I dropped by the Grey Goose lounge yesterday afternoon to speak with HE’s own Jonah Hill. His performance as a quietly gay trust-fund kid who mentors alcoholics in Gus Van Sant‘s Don’t Worry, He Won’t Get Far On Foot (Amazon, 5.11) is, for me, a knockout — emotionally open and “real”, not a single amount of digressive humor, straight cards.

Hill said he wasn’t sure what “quietly gay” means but yeah, whatever — a growth thing, a workout, a dig-in.

I hadn’t seen Van Sant’s film when we spoke, but a journalist friend had called it (as noted yesterday) “a really good 12-step movie,” which I agree with, having seen it late last night. Jonah said it’s more than just a 12-step procedural (and he’s half-right) but the film is entirely about the how late cartoonist John Callahan (touchingly rendered by Joaquin Pheonix) overcame his alcohol addiction and eventually found a way to forgive, including his absent mother and even the guy (Jack Black‘s “Dexter”) whose drunk driving caused Callahan to become a quadraplegic.


Snapped upstairs at Park City’s Grey Goose lounge — Friday, 1.19, around 4:15 pm.

There’s a third-act scene in which Jonah delivers one of those “this is who I really am and I’m actually not so great” monologues. It’s easily the most emotionally ballsy or vulnerable thing he’s ever done.

I’m sure that for every person out there who will feel as I do after seeing the film there will be ten others who will complain about Hill not doing funny material any more, or not enough of it. I mentioned the “new Calvinist climate” (which I didn’t try to get Hill to talk about), and said that the Hill performances I’ve loved the most (Wolf of Wall Street, Superbad, War Dogs, Get Him To The Greek) are rooted in an obsessive-indulgent lifestyle mindset that suddenly seems antithetical to the current mood, and that I hope he never loses touch with that current.

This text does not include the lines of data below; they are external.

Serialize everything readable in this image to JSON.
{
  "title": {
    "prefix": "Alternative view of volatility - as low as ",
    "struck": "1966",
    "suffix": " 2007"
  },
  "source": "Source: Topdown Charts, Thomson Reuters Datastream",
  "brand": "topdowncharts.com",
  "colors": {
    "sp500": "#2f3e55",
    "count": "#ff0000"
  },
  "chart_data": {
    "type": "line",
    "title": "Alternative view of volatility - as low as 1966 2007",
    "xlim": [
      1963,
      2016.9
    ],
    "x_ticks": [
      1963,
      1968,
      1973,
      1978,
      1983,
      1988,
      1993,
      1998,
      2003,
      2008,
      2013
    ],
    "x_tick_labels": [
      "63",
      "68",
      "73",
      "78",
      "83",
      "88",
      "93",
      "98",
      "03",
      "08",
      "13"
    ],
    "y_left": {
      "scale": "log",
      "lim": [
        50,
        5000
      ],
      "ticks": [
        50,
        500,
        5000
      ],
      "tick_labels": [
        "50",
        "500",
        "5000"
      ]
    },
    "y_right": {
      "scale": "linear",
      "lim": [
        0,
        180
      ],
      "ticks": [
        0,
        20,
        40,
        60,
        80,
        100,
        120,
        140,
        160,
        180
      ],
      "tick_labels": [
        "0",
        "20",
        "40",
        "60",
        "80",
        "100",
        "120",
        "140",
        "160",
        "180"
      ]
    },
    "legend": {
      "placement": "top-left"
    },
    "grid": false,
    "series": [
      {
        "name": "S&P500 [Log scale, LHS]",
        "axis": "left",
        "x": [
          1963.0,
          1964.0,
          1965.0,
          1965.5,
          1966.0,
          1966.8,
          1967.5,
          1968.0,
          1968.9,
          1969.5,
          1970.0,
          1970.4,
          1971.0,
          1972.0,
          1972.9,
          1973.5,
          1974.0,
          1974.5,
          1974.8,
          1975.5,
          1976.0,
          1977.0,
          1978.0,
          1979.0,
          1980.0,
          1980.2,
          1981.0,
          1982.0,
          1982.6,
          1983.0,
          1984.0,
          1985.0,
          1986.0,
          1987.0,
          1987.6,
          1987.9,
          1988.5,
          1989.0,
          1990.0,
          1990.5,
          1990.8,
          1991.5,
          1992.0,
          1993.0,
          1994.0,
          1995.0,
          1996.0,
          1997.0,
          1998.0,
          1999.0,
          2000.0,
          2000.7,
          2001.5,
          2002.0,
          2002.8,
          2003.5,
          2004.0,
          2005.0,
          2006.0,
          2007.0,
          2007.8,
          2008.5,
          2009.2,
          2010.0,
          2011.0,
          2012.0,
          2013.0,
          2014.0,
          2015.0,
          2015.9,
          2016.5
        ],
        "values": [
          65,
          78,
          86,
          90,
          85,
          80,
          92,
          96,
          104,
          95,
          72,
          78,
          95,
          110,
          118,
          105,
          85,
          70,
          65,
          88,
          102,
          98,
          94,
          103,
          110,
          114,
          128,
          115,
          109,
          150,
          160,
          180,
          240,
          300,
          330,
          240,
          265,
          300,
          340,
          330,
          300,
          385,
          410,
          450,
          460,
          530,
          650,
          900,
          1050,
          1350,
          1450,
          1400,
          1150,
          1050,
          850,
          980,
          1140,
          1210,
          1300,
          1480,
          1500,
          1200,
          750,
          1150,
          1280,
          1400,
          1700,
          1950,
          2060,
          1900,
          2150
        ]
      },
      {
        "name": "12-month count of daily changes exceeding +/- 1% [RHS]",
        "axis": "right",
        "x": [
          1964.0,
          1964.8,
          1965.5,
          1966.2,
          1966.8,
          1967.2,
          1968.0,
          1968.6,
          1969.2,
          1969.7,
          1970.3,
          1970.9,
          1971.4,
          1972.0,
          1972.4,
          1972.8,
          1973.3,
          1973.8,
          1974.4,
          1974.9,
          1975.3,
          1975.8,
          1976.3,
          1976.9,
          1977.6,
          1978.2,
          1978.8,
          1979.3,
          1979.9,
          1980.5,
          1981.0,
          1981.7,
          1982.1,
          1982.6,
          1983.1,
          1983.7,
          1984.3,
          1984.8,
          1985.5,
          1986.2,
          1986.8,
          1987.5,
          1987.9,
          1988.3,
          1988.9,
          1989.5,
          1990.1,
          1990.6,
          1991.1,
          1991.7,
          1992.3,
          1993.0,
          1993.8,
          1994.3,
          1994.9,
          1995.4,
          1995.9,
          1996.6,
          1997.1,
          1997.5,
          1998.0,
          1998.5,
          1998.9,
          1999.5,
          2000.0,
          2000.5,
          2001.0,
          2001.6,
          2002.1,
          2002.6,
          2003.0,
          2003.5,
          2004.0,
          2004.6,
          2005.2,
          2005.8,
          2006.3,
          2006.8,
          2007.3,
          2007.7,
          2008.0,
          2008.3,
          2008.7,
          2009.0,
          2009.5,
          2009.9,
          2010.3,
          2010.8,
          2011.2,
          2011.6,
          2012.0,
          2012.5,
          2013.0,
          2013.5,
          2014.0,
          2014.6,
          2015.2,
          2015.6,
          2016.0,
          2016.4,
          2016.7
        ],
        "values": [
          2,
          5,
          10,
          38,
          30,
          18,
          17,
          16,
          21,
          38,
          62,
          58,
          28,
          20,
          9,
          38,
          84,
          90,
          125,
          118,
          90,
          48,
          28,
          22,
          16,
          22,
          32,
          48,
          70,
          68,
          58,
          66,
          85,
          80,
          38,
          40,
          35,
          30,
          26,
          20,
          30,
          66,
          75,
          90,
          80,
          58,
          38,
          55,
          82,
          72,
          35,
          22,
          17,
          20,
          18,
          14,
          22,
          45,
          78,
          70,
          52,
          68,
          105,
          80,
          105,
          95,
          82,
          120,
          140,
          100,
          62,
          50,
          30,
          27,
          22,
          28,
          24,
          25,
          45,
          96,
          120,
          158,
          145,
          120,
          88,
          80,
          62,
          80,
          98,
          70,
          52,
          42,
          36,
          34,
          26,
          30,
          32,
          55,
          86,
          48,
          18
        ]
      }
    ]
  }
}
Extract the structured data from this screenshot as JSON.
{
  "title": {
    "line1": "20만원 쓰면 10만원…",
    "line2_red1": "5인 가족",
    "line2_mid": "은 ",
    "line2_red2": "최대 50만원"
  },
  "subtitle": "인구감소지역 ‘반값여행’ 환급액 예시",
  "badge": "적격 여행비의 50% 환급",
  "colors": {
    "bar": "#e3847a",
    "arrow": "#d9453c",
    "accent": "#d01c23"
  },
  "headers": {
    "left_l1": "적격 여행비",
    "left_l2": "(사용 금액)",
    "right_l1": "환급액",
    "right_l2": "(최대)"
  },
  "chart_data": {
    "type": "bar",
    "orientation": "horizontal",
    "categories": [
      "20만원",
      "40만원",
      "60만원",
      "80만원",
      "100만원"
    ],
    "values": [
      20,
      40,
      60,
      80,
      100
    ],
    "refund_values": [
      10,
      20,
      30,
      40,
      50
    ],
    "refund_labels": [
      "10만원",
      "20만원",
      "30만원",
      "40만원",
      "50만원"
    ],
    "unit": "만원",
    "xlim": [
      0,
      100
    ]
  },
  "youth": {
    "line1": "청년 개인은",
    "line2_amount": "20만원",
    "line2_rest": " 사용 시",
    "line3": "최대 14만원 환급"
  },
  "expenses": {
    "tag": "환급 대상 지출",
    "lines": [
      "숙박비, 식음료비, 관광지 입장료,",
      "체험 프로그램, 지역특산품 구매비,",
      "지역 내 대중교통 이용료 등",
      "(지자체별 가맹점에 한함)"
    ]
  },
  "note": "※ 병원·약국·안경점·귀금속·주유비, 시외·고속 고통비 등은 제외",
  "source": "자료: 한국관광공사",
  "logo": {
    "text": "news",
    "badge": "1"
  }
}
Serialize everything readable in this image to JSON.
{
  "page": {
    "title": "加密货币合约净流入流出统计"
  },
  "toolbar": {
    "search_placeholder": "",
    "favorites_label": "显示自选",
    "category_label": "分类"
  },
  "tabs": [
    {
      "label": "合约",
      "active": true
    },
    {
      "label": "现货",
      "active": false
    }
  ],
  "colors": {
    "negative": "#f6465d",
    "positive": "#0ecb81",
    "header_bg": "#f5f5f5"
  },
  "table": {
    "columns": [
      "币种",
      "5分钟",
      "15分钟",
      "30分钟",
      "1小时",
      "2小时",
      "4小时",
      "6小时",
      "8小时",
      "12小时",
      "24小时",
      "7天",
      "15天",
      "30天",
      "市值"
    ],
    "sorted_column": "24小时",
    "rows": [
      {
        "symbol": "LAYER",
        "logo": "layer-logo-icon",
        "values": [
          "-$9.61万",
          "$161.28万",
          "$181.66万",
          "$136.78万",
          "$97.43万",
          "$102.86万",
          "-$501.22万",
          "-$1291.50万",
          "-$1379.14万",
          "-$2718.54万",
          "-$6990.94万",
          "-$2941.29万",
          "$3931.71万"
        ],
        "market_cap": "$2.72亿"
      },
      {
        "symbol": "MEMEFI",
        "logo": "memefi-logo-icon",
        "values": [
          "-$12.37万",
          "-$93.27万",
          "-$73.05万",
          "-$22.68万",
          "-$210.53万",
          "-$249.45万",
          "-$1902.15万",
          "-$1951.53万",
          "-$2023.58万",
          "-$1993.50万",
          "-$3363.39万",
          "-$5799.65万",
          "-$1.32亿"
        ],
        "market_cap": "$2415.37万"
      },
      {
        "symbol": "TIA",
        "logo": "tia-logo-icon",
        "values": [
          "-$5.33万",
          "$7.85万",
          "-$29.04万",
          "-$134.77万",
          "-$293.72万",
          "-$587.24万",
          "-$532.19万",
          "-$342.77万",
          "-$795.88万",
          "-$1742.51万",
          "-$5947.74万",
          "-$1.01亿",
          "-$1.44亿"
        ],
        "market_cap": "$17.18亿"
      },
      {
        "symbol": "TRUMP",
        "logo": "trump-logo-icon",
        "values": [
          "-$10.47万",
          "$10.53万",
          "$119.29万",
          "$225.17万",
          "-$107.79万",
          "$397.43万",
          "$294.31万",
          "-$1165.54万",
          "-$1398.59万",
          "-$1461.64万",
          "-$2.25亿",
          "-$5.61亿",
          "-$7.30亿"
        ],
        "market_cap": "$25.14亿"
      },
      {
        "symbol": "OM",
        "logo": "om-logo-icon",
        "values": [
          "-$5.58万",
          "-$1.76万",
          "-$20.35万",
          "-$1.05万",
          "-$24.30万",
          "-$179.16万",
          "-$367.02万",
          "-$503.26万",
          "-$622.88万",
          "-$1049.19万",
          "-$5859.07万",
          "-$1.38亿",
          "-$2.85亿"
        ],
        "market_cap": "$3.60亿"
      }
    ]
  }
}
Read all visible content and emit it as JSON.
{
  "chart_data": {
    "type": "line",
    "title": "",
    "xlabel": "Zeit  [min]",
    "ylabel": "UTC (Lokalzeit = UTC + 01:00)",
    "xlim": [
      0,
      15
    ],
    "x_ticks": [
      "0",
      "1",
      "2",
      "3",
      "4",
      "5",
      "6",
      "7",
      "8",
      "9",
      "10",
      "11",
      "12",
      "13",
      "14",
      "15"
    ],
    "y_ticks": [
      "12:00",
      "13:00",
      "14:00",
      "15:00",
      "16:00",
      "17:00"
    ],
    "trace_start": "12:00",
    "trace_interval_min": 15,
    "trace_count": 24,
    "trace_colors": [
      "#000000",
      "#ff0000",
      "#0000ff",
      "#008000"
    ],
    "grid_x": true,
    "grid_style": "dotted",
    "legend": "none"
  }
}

Hill is currently editing Mid 90s, his semi-autobiographical directing debut, and that he hopes to have it ready to screen at Telluride, or seven and a half months hence. He’s no longer on board with Uncut Gems, a Benny and Josh Safdie film that presumably has something to do with larceny. His departure was mostly about scheduling issues. The script for the Richard Jewell movie is currently undergoing rewrites at the direction of helmer Ezra Edelman, who “wants to make it his own thing,” Hill explained.